For many years you did not exist and then you appeared,
a pale speck towing your red moon by a string. I did not
have eyes before I saw you. I had not known magic
that could slip you from its dark pocket. How did you
get here? You touched me you were delicate and tangled
light as a ball of dust your moon collapsed against me
spilling its threads it was nice to be touched. At first
it was nice to be touched. Months
have passed that you and I have ridden the unremitting night
clutching so I cannot say which part of me is me and which
is you your moon was a bulb I did not foresee it burrowing
deep inside me nor its blooms unfolding I had not known
what it was to be overrun. Ectopic. Do you know
what it means it means you should go back
where you came from. When will the earth arrive
it is always so close but only you are getting bigger. At times
a feeble light filters through the darkness open your eyes
is it the glare of the bright earth impossible to get to
from here. Do you know what it means? Even though
we are together you will never not be lost I had not understood
you were meant to leave but I must stay
you must stay with me in these crowded heavens
where the dismal planets now are bumping
against each other and I cannot say
if I can carry you much longer we are not, after all, weightless.
 


 
12 Weeks

 
Your baby, small as a thumb, rocks inside you
as you bend at the table, touching a match to the wick.
 
In your twelfth week your baby knows its sex though does not
know what it means. You allow its secrets. You have
 
secrets of your own, carrying
the tray of bitter cheese. The many arms
 
of the Christmas tree sway their heavy sleeves
as if to tend the brightly colored flock gathered beneath it,
 
remembering the fields. The girl
sits on her calves on the floor, drawing a dog on a leash.
 
This is the Great Before about which no answer is sufficient.
When the baby comes, we are all made unfathomable,
 
creatures come forth with tired eyes from a world
that could not have existed. The table. The cheese
 
a deck of cards with blank faces. Though we
might try to explain – here was the whoosh
 
of your sister’s palm sweeping across the page, here
your mother climbed the stairs, heels in the air
 
like a diver preparing to jump – who could believe such a thing?
In the end, the world before we were in it
 
is the same as the world after.
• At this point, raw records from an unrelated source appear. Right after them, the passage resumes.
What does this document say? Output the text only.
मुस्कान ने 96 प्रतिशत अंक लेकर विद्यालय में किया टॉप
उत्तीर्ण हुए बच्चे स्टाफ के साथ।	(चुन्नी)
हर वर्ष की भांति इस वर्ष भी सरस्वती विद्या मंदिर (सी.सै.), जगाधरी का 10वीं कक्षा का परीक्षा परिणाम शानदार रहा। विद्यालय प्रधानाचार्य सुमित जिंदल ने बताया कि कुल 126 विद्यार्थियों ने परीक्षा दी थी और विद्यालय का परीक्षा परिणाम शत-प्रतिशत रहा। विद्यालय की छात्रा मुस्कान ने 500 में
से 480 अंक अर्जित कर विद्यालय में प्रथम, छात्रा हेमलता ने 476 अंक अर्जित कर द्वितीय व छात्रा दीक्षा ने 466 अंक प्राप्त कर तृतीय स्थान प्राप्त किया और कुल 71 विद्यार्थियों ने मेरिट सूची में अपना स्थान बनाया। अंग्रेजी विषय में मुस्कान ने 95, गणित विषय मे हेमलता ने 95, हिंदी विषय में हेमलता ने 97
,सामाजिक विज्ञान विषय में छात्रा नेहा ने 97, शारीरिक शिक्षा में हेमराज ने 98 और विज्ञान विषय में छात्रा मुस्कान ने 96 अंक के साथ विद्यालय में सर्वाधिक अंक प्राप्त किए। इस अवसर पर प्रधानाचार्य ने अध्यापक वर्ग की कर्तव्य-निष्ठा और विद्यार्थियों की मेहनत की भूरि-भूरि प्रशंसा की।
The dog on the page has the curliest eyelashes
you ever did see.
 
 

The Sound of the Maul that Cracked Open the Stone Child of Sens, 1582

It was not until they had broken off a large portion of the covering shell, and seen the wonderful sight inside, that they understood what they were dealing with.
—Jan Bondeson, The Earliest Known Case of a Lithopaedion
 

The sound was not an ax to a tree was not a knife to an oyster
big as a human skull not quite a skull sound. Madame Chatri
lies on the table her abdomen yawns at the world its graying
tangle of organs. But that is not the point. Two of our hands
steady the rock two hands swing the hammer. Make haste
twenty-eight years the tumor has waited to be born and finally
Madame Chatri has died. A cracking sound at last. The door is now
opened to the small room. Hair on the head I can see it. A tooth
in the jaw I can see it. Now here comes the iron extractor to wrench it
free. Off lops its right hand. Fetus! The hand to the wooden floor
thump what a sound. Oh prodigious delivery. Womb
of the dead woman. The rumors are true they are true.